AbstractPurpose: Liposomes composed of soy phosphatidylcholine (PC) have been widely used in artificial tears for the treatment of dry eye disease (DED) due to their ability to supplement the lipid layer of the ocular surface. The disadvantage of PC extracted from natural sources is the difficulty of standardizing its fatty acid composition. Therefore, the use of synthetic phospholipids such as 1,2‐dioleoyl‐sn‐glycero‐3‐phosphocholine (DOPC) and Dimyristoylphosphatidylcholine (DMPC) allows better characterization and standardization than those from natural sources, being of interest in the preparation of ophthalmic liposomal formulations for DED.Methods: Liposomal formulations comprised of DOPC (F1) and DOPC combined with DMPC (F2) were prepared according to the Bangham technique and dispersed in a borate‐trehalose buffer. Formulations were characterized in terms of pH, size, osmolarity and surface tension.

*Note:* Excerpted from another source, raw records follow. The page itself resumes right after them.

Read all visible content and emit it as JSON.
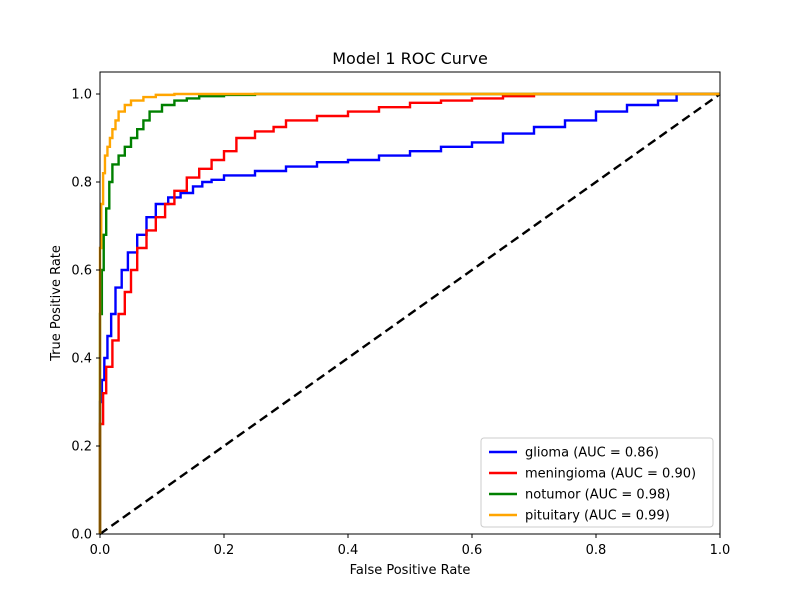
{
  "chart_data": {
    "type": "line",
    "title": "Model 1 ROC Curve",
    "xlabel": "False Positive Rate",
    "ylabel": "True Positive Rate",
    "xlim": [
      0.0,
      1.0
    ],
    "ylim": [
      0.0,
      1.05
    ],
    "x_ticks": [
      "0.0",
      "0.2",
      "0.4",
      "0.6",
      "0.8",
      "1.0"
    ],
    "y_ticks": [
      "0.0",
      "0.2",
      "0.4",
      "0.6",
      "0.8",
      "1.0"
    ],
    "grid": false,
    "legend_position": "bottom-right",
    "diagonal": {
      "x": [
        0,
        1
      ],
      "y": [
        0,
        1
      ],
      "color": "#000000",
      "style": "dashed"
    },
    "series": [
      {
        "name": "glioma (AUC = 0.86)",
        "color": "#0000ff",
        "x": [
          0,
          0,
          0.003,
          0.007,
          0.012,
          0.018,
          0.025,
          0.035,
          0.045,
          0.06,
          0.075,
          0.09,
          0.11,
          0.13,
          0.15,
          0.165,
          0.18,
          0.2,
          0.25,
          0.3,
          0.35,
          0.4,
          0.45,
          0.5,
          0.55,
          0.6,
          0.65,
          0.7,
          0.75,
          0.8,
          0.85,
          0.9,
          0.93,
          0.94
        ],
        "y": [
          0,
          0.25,
          0.3,
          0.35,
          0.4,
          0.45,
          0.5,
          0.56,
          0.6,
          0.64,
          0.68,
          0.72,
          0.75,
          0.765,
          0.775,
          0.79,
          0.8,
          0.805,
          0.815,
          0.825,
          0.835,
          0.845,
          0.85,
          0.86,
          0.87,
          0.88,
          0.89,
          0.91,
          0.925,
          0.94,
          0.96,
          0.975,
          0.985,
          1.0
        ]
      },
      {
        "name": "meningioma (AUC = 0.90)",
        "color": "#ff0000",
        "x": [
          0,
          0,
          0.005,
          0.01,
          0.02,
          0.03,
          0.04,
          0.05,
          0.06,
          0.075,
          0.09,
          0.105,
          0.12,
          0.14,
          0.16,
          0.18,
          0.2,
          0.22,
          0.25,
          0.28,
          0.3,
          0.35,
          0.4,
          0.45,
          0.5,
          0.55,
          0.6,
          0.65,
          0.7,
          0.75
        ],
        "y": [
          0,
          0.17,
          0.25,
          0.32,
          0.38,
          0.44,
          0.5,
          0.55,
          0.6,
          0.65,
          0.69,
          0.72,
          0.75,
          0.78,
          0.81,
          0.83,
          0.85,
          0.87,
          0.9,
          0.915,
          0.925,
          0.94,
          0.95,
          0.96,
          0.97,
          0.98,
          0.985,
          0.99,
          0.995,
          1.0
        ]
      },
      {
        "name": "notumor (AUC = 0.98)",
        "color": "#008000",
        "x": [
          0,
          0,
          0.003,
          0.006,
          0.01,
          0.015,
          0.02,
          0.03,
          0.04,
          0.05,
          0.06,
          0.07,
          0.08,
          0.1,
          0.12,
          0.14,
          0.16,
          0.2,
          0.25,
          0.3
        ],
        "y": [
          0,
          0.35,
          0.5,
          0.6,
          0.68,
          0.74,
          0.8,
          0.84,
          0.86,
          0.88,
          0.9,
          0.92,
          0.94,
          0.96,
          0.975,
          0.985,
          0.99,
          0.995,
          0.998,
          1.0
        ]
      },
      {
        "name": "pituitary (AUC = 0.99)",
        "color": "#ffa500",
        "x": [
          0,
          0,
          0.002,
          0.005,
          0.008,
          0.012,
          0.016,
          0.02,
          0.025,
          0.03,
          0.04,
          0.05,
          0.07,
          0.09,
          0.12,
          0.15
        ],
        "y": [
          0,
          0.5,
          0.65,
          0.75,
          0.82,
          0.86,
          0.88,
          0.9,
          0.92,
          0.94,
          0.96,
          0.975,
          0.985,
          0.993,
          0.998,
          1.0
        ]
      }
    ]
  }
}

In vitro tolerance was performed in human corneal epithelial cells and compared with soy PC liposomal formulation.Results: Both F1 and F2 synthetic liposomal formulations showed suitable properties for topical ophthalmic administration for DED such as hypotonicity (F1: 244.8 ± 0.74; F2: 252.5 ± 0.08 mOsm/L), neutral pH (F1: 7.52 ± 0.01; F2: 7.54 ± 0.02), low surface tension (F1: 24.53 ± 0.70; F2: 26.93 ± 0.49 mN/m) and a vesicle size of 150.8 ± 59.60 and 181.00 ± 49.83 nm for F1 and F2 respectively. Synthetic phospholipids outperformed soy PC liposomes regarding in vitro tolerance in a very sensitive corneal line, exhibiting cell viability values after 1 hour exposure of 88.71 ± 7.32% and 82.36 ± 8.84% for F1 and F2 respectively compared to soy PC liposomes (73.08 ± 8.74%). After simulated chronic exposure (4 h), cell viability of F1 (78.26 ± 1.65%) and F2 (79.08 ± 1.75%) were higher than the one obtained for PC liposomal formulation (64.53 ± 6.73%).Conclusions: Liposomes composed of synthetic phospholipids are potential candidates for the development of artificial tears for DED treatment.